Heroin possession yields jail term.

April 9, 2018

Cody Denton, left, with defense attorney Terry Shaw.

Heroin possession yields jail term.


By Allison Scarbrough, Editor.

HART — A 23-year-old Ludington man with a lengthy criminal history was sentenced to nine months in jail for a heroin possession conviction in 27th Circuit Court Monday, April 9.

Cody Morgan Denton, of 2630 Sherman Rd., pleaded guilty to heroin possession less than 25 grams, Jan. 29. Denton testified that police arrested him when he was caught with heroin in his hand.

He was arrested last October by the Oceana County Sheriff’s Office at a local rest area on charges of heroin possession and second-offense habitual offender.

“I was there to get high,” Denton previously told Judge Robert D. Springstead.

Denton’s habitual offender status enhanced his maximum possible term to eight years in prison, the judge said.

In exchange for his plea, Denton’s jail time was capped at nine months, and his habitual offender status was dismissed.

Sentencing guidelines in the case are two to 17 months, said Judge Springstead, who gave Denton credit for 189 days served in jail.

In Mason County, Denton is charged with heroin possession and fourth-offense habitual offender, facing a 15-year maximum, said Mason County Prosecutor Paul Spaniola. In a separate felony file, he is charged with breaking and entering to Quinn’s Towing, larceny of a firearm, felony firearm and fourth-offense habitual offender, facing up to life in prison.

“I’m probably going to prison for four or five years,” Denton said to Judge Springstead. “The trial is Wednesday. I’m probably going to take a plea and wrap them both up Wednesday.”

“No plea agreement has been reached at this time, and he remains innocent until proven guilty at trial of all charges,” Spaniola said.

In October 2017, Denton was sentenced in Mason County’s 51st Circuit Court to a one-year discretionary jail sentence, serving 122 days up front, for attempted felonious assault.
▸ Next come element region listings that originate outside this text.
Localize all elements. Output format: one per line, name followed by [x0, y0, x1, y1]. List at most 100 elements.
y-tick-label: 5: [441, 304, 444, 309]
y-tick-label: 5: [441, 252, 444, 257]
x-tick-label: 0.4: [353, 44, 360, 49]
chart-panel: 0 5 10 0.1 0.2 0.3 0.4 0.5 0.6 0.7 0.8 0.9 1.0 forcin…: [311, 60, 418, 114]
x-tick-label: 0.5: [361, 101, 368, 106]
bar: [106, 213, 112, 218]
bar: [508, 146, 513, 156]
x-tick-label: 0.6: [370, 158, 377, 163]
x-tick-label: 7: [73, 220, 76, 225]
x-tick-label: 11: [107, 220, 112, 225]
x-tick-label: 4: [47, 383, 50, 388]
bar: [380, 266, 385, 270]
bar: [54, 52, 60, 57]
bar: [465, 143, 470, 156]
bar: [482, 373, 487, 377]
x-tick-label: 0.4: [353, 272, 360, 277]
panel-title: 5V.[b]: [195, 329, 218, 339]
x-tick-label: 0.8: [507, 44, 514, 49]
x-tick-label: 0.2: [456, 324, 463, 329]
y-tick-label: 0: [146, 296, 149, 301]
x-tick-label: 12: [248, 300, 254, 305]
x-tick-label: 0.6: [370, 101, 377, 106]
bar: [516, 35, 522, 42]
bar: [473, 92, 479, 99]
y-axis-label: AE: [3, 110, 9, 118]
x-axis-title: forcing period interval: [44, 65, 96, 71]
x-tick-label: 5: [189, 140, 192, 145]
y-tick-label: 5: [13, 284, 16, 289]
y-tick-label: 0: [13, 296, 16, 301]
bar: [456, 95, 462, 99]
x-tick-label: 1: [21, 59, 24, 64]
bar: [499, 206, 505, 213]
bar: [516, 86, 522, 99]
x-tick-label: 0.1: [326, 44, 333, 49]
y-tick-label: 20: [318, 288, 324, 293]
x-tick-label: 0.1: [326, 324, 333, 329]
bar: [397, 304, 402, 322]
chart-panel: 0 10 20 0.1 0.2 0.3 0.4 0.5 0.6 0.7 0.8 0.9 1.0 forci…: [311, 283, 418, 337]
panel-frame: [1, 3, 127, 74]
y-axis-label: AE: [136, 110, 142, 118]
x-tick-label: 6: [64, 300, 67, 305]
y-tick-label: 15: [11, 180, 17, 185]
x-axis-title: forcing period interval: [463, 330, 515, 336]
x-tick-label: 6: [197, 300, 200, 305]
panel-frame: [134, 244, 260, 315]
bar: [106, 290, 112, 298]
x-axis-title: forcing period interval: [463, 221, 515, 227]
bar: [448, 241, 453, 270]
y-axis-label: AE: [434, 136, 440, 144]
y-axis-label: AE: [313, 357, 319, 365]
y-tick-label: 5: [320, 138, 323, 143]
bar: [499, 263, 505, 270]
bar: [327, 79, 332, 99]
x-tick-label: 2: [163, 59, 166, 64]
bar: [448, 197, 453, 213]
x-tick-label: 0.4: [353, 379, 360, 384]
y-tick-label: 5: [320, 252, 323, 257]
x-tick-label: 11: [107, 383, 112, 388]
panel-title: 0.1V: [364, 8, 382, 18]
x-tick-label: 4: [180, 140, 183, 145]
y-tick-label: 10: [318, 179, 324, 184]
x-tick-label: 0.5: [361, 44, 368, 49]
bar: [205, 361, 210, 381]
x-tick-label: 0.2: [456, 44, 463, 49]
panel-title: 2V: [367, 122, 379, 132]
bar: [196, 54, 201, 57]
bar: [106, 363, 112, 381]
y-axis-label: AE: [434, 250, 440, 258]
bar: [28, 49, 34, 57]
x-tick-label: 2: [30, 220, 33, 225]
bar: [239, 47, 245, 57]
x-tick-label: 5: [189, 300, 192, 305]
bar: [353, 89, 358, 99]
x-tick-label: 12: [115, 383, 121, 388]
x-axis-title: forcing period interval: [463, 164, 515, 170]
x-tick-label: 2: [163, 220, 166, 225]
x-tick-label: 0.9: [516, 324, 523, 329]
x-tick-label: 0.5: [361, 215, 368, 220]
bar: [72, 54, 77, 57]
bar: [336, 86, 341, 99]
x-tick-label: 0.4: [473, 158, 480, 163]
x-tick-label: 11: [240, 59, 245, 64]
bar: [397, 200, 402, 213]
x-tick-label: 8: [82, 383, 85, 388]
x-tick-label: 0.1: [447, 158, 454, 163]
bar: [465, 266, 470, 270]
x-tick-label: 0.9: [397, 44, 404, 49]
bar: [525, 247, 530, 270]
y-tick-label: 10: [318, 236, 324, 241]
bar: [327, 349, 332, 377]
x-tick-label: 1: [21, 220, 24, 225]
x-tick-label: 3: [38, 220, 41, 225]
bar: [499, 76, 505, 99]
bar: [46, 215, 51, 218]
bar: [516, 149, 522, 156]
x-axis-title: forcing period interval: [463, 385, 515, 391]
According to the Offender Tracking Information System (OTIS), Denton in 2012 served prison terms of two to 15 years for second-degree home invasion; one and a half to 15 years for breaking and entering a building with intent; and one and a half to four years for marijuana delivery. In 2011, he was sentenced to a maximum of two years for marijuana delivery.

Denton’s sentence Monday includes a one-year driver’s license suspension with the possibility of a restricted license after 60 days.